Salesi Moa

No. 12 – Michigan Wolverines
- Position: Wide receiver
- Class: Freshman

Personal information
- Born: December 4, 2007 (age 18)
- Listed height: 6 ft 2 in (1.88 m)
- Listed weight: 186 lb (84 kg)

Career information
- High school: Weber (Pleasant View, Utah) Fremont (Plain City, Utah)
- College: Michigan (2026–present);

= Salesi Moa =

American football player (born 2007)

Salesi Moa (born December 4, 2007) is an American college football wide receiver for the Michigan Wolverines.

==Early life==
Moa began his high school career at Weber High School in Pleasant View, Utah. He was a two-way player, playing both wide receiver and safety. During his freshman season, he had 49 receptions for 865 yards and seven touchdowns. During his sophomore season, he had 56 receptions for 820 yards and 11 touchdowns. Defensively he had 31 tackles with one interception. He transferred to Fremont High School in Plain City, Utah following his sophomore season. During his junior season, he recorded 800 receiving yards, along with 40 tackles, two interceptions and one fumble recovery. During his senior season, he had 63 receptions for 1,272 yards and 16 touchdowns. Following the season he was named the All-Region 5 MVP. He finished his high school career with 226 receptions, for 3,757 yards and 44 touchdowns.

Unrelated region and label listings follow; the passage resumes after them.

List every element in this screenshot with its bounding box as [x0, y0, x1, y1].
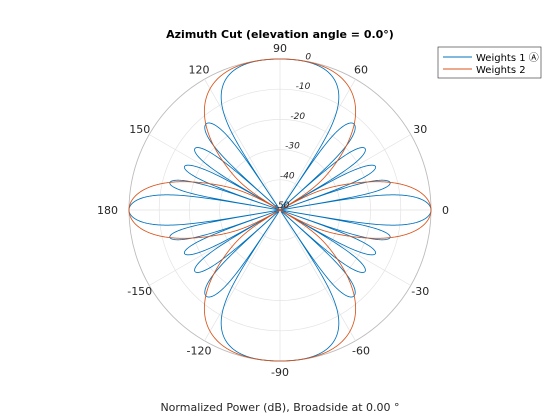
radial-tick-labels: 0 -10 -20 -30 -40 -50: [275, 52, 312, 211]
legend-label-weights-2: Weights 2: [476, 65, 526, 76]
angle-tick-label: -90: [271, 366, 289, 379]
angle-tick-label: 90: [273, 42, 287, 55]
x-axis-label: Normalized Power (dB), Broadside at 0.00…: [160, 401, 399, 414]
chart-title: Azimuth Cut (elevation angle = 0.0°): [166, 28, 394, 41]
radial-tick-label: 0: [305, 52, 311, 62]
angle-tick-label: -150: [127, 285, 152, 298]
angle-tick-label: 0: [442, 204, 449, 217]
radial-tick-label: -10: [296, 82, 311, 92]
angle-tick-label: -60: [352, 344, 370, 357]
angle-tick-label: 120: [189, 64, 210, 77]
legend-label-weights-1: Weights 1 Ⓐ: [476, 52, 539, 64]
angle-tick-label: -120: [187, 344, 212, 357]
angle-tick-label: 30: [413, 123, 427, 136]
angle-tick-label: 180: [97, 204, 118, 217]
radial-tick-label: -20: [290, 112, 305, 122]
angle-tick-labels: 0 30 60 90 120 150 180 -150 -120 -90 -60 -30: [97, 42, 449, 379]
series-line-2: [128, 58, 432, 362]
angle-tick-label: -30: [411, 285, 429, 298]
radial-tick-label: -30: [285, 142, 300, 152]
pattern-curves: [128, 58, 432, 362]
legend-box: [437, 46, 542, 79]
legend: Weights 1 Ⓐ Weights 2: [437, 46, 542, 79]
angle-tick-label: 60: [354, 64, 368, 77]
radial-tick-label: -50: [275, 201, 290, 211]
angle-tick-label: 150: [129, 123, 150, 136]
radial-tick-label: -40: [280, 171, 295, 181]
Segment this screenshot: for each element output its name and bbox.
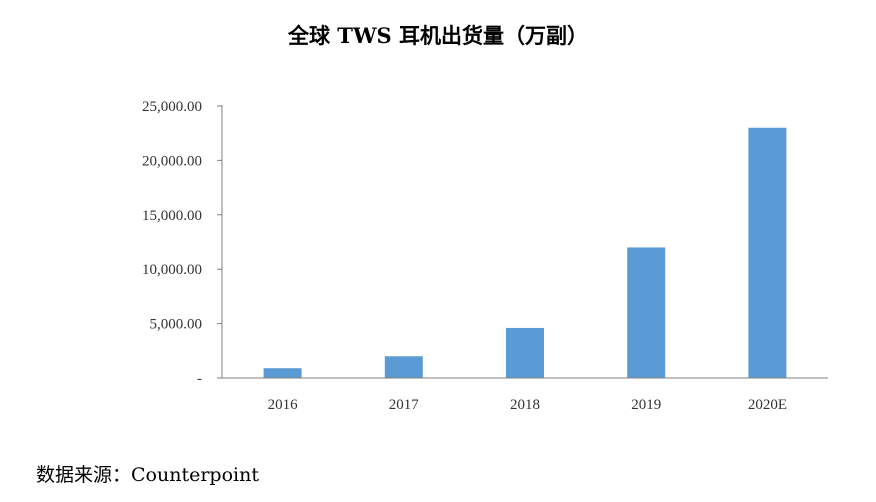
x-tick-label: 2017 — [389, 397, 420, 413]
x-tick-label: 2018 — [510, 397, 540, 413]
bar-2020E — [748, 127, 787, 378]
x-tick-label: 2019 — [631, 397, 661, 413]
bar-2018 — [506, 327, 544, 378]
bar-2016 — [263, 368, 302, 378]
y-tick-label: 10,000.00 — [142, 262, 202, 278]
bar-2017 — [384, 356, 423, 378]
x-tick-label: 2016 — [268, 397, 299, 413]
chart-title: 全球 TWS 耳机出货量（万副） — [288, 23, 588, 48]
bar-2019 — [627, 247, 666, 378]
y-tick-label: 5,000.00 — [150, 317, 203, 333]
y-tick-label: - — [197, 371, 202, 387]
x-tick-label: 2020E — [748, 397, 787, 413]
y-tick-label: 25,000.00 — [142, 99, 202, 115]
source-note: 数据来源：Counterpoint — [36, 464, 259, 486]
y-tick-label: 20,000.00 — [142, 153, 202, 169]
y-tick-label: 15,000.00 — [142, 208, 202, 224]
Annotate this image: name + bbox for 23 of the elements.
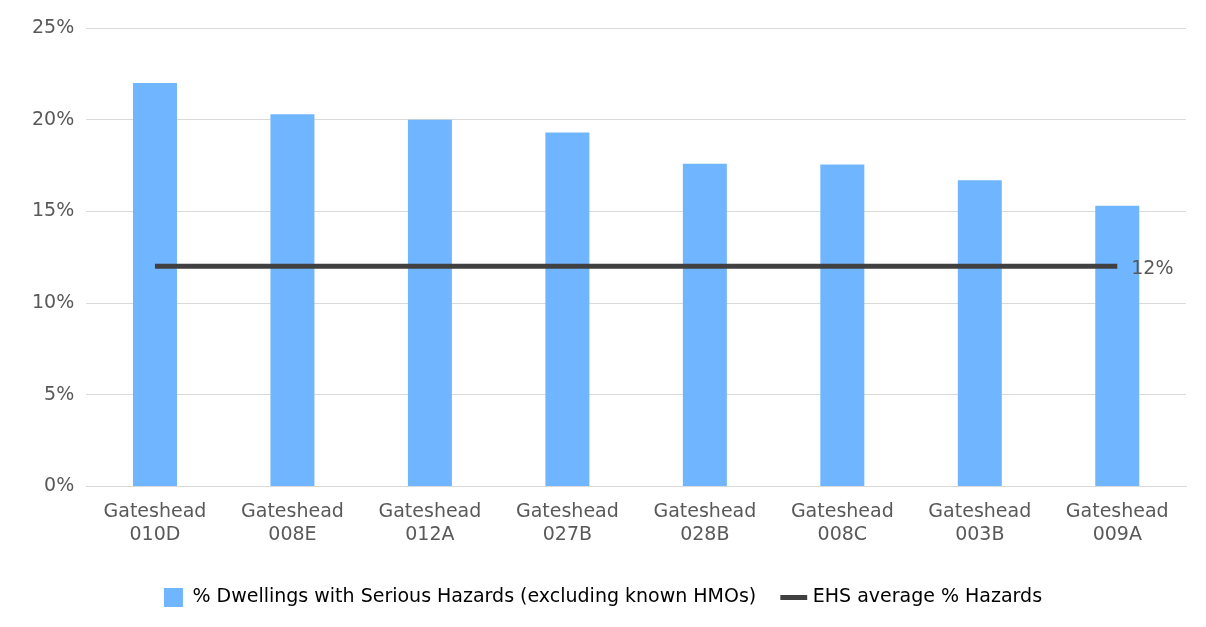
x-tick-label: Gateshead 012A [378, 498, 482, 544]
bar [545, 132, 590, 486]
x-tick-label: Gateshead 003B [928, 498, 1032, 544]
y-tick-label: 5% [44, 381, 75, 404]
x-tick-label: Gateshead 028B [653, 498, 757, 544]
y-tick-label: 20% [32, 106, 75, 129]
x-tick-label: Gateshead 027B [515, 498, 619, 544]
bar [270, 114, 315, 486]
y-tick-label: 25% [32, 14, 75, 37]
x-tick-label: Gateshead 008C [790, 498, 894, 544]
y-tick-label: 0% [44, 473, 75, 496]
bar [132, 83, 177, 486]
y-tick-label: 10% [32, 289, 75, 312]
x-tick-label: Gateshead 010D [103, 498, 207, 544]
y-tick-label: 15% [32, 198, 75, 221]
bar [682, 163, 727, 486]
bar [407, 119, 452, 486]
bar [957, 180, 1002, 486]
x-tick-label: Gateshead 009A [1065, 498, 1169, 544]
x-tick-label: Gateshead 008E [241, 498, 344, 544]
bar [820, 164, 865, 486]
legend-label: EHS average % Hazards [812, 584, 1043, 607]
legend-label: % Dwellings with Serious Hazards (excluding known HMOs) [192, 584, 757, 607]
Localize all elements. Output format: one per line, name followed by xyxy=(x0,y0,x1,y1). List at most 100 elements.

He was a consensus four-star recruit and unanimously ranked the No. 1 player in the state of Utah. On July 31, 2025, he committed to play college football for the Tennessee Volunteers. However, on December 3, 2025, he flipped his commitment to the Utah Utes, and officially signed with the team the next day. On January 27, 2026, during the final class of 2026 rankings, he was elevated to a five-star recruit by Rivals.com, and ranked the No. 30 overall recruit in the nation.

==College career==
After Utah's head coach Kyle Whittingham left the program to become the head coach at the University of Michigan in late December 2025, Moa entered the NCAA transfer portal after temporarily enrolling early at Utah. As a result, he needed to transfer despite not formally joining the team. On January 16, 2026, Moa announced he would transfer to Michigan during the 2026 Polynesian Bowl, reuniting him with coach Whittingham. The next day, his brother Aisea transferred from Michigan State to Michigan.

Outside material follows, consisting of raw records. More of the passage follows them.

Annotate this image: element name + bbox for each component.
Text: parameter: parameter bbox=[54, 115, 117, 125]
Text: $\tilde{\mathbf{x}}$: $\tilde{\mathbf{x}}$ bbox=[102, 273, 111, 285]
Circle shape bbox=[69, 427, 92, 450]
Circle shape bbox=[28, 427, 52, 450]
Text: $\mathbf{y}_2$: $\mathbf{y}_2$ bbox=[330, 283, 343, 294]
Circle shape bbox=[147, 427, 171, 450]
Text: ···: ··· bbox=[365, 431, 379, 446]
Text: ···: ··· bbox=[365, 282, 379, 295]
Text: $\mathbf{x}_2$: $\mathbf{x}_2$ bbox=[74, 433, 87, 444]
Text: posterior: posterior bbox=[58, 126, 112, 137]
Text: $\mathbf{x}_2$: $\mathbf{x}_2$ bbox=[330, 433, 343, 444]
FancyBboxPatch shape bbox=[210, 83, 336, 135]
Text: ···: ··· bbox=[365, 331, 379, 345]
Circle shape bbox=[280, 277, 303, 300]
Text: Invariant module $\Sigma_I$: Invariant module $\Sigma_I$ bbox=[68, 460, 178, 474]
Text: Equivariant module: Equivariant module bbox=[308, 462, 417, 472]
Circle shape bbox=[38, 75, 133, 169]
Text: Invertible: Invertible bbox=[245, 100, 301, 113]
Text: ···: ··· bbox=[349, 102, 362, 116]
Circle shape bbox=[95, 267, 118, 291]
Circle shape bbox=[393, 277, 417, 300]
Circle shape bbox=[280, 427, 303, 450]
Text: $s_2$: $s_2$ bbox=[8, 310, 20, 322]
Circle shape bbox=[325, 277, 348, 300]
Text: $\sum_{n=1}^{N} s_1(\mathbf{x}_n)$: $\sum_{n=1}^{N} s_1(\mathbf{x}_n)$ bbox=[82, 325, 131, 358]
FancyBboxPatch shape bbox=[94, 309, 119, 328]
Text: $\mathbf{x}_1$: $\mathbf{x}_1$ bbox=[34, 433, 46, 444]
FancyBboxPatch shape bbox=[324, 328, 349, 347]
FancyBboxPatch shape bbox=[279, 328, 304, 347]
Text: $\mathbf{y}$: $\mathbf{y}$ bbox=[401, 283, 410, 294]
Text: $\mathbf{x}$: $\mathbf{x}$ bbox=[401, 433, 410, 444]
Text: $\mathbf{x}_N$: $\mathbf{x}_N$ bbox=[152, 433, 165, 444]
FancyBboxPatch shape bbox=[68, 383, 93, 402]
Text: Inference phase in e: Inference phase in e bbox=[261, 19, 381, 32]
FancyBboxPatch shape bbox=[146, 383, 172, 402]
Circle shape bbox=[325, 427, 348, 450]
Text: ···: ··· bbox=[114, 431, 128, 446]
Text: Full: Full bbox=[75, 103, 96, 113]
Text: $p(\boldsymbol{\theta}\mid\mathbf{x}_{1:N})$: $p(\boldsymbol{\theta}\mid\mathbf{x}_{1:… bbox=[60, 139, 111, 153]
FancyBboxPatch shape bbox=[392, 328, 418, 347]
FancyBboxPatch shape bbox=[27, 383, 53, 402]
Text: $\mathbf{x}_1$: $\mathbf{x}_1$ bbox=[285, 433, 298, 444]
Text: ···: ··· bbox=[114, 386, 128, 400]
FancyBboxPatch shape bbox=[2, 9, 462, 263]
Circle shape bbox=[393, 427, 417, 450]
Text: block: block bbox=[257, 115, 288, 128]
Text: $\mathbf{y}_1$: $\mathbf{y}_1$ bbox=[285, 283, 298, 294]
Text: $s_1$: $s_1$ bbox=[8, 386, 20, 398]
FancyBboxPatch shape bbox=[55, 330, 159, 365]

Moa had his first career catch and touchdown each against the UTEP Miners, both thrown by fellow freshman Tommy Carr, which was also Carr’s first completion and touchdown pass. The touchdown was a 19-yard back-shoulder pass, with Moa dragging his toes along the sideline. He finished with two receptions for 23 yards and a touchdown.

==Personal life==
Moa was born to Ben and Christina Moa. His father played college football at Utah. His brothers, Sione and Aisea, are both football players.